A relative analysis of the rebound number to the crushing strength needs to be conducted to find the extent of resistance of the surface under load.

The minuscule mechanisms also make it difficult to pinpoint defects in the Rebound Hammer.


Non-destructive testing opens various avenues in the field of engineering as various testing can be carried out on different materials, structures, and mechanisms without causing any permanent damage to them.

The simple Schmidt Hammer apparatus can be used to fulfill the following testing objectives:

·        Creating a correlation between the compressive strength and rebound index to assess the compressive strength of structure/material under testing.

·        To analyze the uniformity of concrete.

·        To check if the quality of concrete meets industry standards.

·        Creating a comparative analysis of various elements of the concrete.


The Rebound Hammer Test is based on the principle that an elastic mass rebound is dependent on the surface hardness of the object it impinges.

The extent of rebound of the spring-controlled mass on pressing the steel plunger against the concrete varies based on the surface hardness of the concrete.

On pushing the plunger, the connection spring between the body and hammer mass gets stretched. By pushing to the limit, the latch inside the hammer is released and the hammer mass is propelled by the energy stored in the spring.

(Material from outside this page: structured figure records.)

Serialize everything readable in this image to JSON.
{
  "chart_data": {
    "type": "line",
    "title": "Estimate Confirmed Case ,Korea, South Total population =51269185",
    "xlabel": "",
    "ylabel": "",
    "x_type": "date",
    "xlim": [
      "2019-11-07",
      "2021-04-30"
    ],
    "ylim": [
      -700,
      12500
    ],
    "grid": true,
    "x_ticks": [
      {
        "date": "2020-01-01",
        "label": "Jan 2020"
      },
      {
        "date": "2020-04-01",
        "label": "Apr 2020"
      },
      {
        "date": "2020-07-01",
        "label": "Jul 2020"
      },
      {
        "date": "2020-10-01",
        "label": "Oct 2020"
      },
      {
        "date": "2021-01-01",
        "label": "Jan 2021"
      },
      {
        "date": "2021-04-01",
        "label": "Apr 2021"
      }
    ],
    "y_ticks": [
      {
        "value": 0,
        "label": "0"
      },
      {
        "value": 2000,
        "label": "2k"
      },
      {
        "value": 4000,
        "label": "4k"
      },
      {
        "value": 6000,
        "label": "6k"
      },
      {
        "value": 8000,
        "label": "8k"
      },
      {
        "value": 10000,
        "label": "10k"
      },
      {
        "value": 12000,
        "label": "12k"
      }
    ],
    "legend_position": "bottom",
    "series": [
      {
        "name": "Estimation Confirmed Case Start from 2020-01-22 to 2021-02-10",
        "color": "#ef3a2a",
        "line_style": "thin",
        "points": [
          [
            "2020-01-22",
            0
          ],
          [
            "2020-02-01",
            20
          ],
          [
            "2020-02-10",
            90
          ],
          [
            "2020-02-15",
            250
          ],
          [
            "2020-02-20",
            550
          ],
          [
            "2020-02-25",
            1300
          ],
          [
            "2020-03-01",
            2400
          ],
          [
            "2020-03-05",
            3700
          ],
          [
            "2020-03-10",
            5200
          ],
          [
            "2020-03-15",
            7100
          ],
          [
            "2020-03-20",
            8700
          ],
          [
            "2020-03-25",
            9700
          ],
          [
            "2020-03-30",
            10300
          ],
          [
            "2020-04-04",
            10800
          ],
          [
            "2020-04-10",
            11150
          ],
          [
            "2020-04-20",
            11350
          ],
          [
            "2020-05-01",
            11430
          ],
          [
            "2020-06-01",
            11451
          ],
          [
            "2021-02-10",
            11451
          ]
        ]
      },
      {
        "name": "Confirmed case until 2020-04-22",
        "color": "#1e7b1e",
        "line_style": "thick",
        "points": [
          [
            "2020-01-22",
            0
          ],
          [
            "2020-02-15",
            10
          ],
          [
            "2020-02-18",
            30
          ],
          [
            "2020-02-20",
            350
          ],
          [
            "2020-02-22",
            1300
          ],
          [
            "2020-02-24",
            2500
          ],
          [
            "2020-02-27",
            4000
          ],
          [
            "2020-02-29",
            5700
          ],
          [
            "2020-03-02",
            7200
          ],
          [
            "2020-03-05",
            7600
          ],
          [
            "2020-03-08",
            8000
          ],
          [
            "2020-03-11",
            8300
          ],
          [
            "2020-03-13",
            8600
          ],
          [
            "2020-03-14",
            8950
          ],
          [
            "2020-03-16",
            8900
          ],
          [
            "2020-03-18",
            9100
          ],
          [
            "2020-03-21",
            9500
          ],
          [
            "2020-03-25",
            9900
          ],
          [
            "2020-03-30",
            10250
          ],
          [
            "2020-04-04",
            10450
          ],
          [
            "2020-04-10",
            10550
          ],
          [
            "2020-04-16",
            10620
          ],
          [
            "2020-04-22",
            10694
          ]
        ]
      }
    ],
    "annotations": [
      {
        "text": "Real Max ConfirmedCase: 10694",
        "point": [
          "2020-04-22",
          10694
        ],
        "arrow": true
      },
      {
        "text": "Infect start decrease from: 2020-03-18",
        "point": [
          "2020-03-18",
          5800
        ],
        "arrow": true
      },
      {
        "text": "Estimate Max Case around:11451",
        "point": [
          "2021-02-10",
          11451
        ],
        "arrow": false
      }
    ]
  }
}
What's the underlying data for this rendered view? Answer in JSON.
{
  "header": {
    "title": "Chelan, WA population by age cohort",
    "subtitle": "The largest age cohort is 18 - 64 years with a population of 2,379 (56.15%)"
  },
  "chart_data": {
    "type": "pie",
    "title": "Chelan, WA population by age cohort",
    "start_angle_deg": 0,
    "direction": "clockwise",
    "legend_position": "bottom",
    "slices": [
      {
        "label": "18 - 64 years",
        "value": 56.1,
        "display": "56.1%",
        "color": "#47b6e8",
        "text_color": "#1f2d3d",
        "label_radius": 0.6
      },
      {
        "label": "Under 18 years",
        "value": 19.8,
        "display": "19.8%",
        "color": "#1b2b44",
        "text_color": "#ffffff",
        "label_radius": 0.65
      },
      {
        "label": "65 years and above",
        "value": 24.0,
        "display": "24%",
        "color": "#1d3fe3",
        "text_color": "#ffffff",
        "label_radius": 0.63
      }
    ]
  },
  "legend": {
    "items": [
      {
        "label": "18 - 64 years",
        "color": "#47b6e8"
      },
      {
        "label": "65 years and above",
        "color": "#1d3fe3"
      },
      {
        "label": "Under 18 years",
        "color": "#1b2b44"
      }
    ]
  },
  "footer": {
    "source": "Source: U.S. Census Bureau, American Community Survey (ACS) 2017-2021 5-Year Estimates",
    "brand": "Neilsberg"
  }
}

On the rebound, the indicator slide travels with the hammer mass, hence recording rebound distance. The push button lets the user lock in the position above and the scale reading provides the user with the rebound number.

 Read Top 3 Important Lessons Technicians Can Learn In NDT Training & Courses


The industry provides a variety of hammers to carry out the Rebound Hammer Test. There are two main types available in the market with variable impact energies. Various types of Schmidt concrete hammers can be purchased in the industry like the Silver Schmidt, Schmidt Live, and the Original Schmidt Hammer.

Models with both analog and digital systems can be found with advanced data handling features. These kits come with peripherals like a case, reference chart, silicon carbide stone, etc. Calibration anvils are also available for purchase to maintain the accuracy and consistency of readings.

A few examples of Schmidt Hammer models available, in different price ranges, are as follows:

Model Name



Market Price (Approx.) (In USD)

Proceq Original Schmidt Concrete Testing Hammer

Manufacturer: Proceq

Concrete Compressive Strength Range: 10-100N/mm2

Impact Energy: 2.207 Nm

1820 $/piece

Concrete Test Rebound Hammer

Manufacturer: Alldays

Concrete Compressive Strength Range: 0-100 N/mm2

Impact Energy: 2.207 Nm/0.735 Nm

102 $/ piece

Digital Concrete Test Hammer

Manufacturer: Precision Scientific Instruments

Impact Energy: 2.207 Nm

705 $/piece

(Image credits: IndiaMart)


Appropriate statistical analysis of the data obtained in the rebound hammer tests is vital and ensures uniformity and accuracy of results. Modern non-destructive techniques, especially in this age of limited resources and increasing demand, helps to conserve existing structures, materials, and mechanisms, hence saving time, money, and work hours.

Newer, digital models of the device pose great potential for improvement in the quality of such tools. Digital tools with better data management, voice functions, and simplified usage systems help increase the iterations of the tests, in turn ensuring better quality data.

The rebound hammer test is an excellent Quality Control tool and helps organizations keep up with safety and industry standards.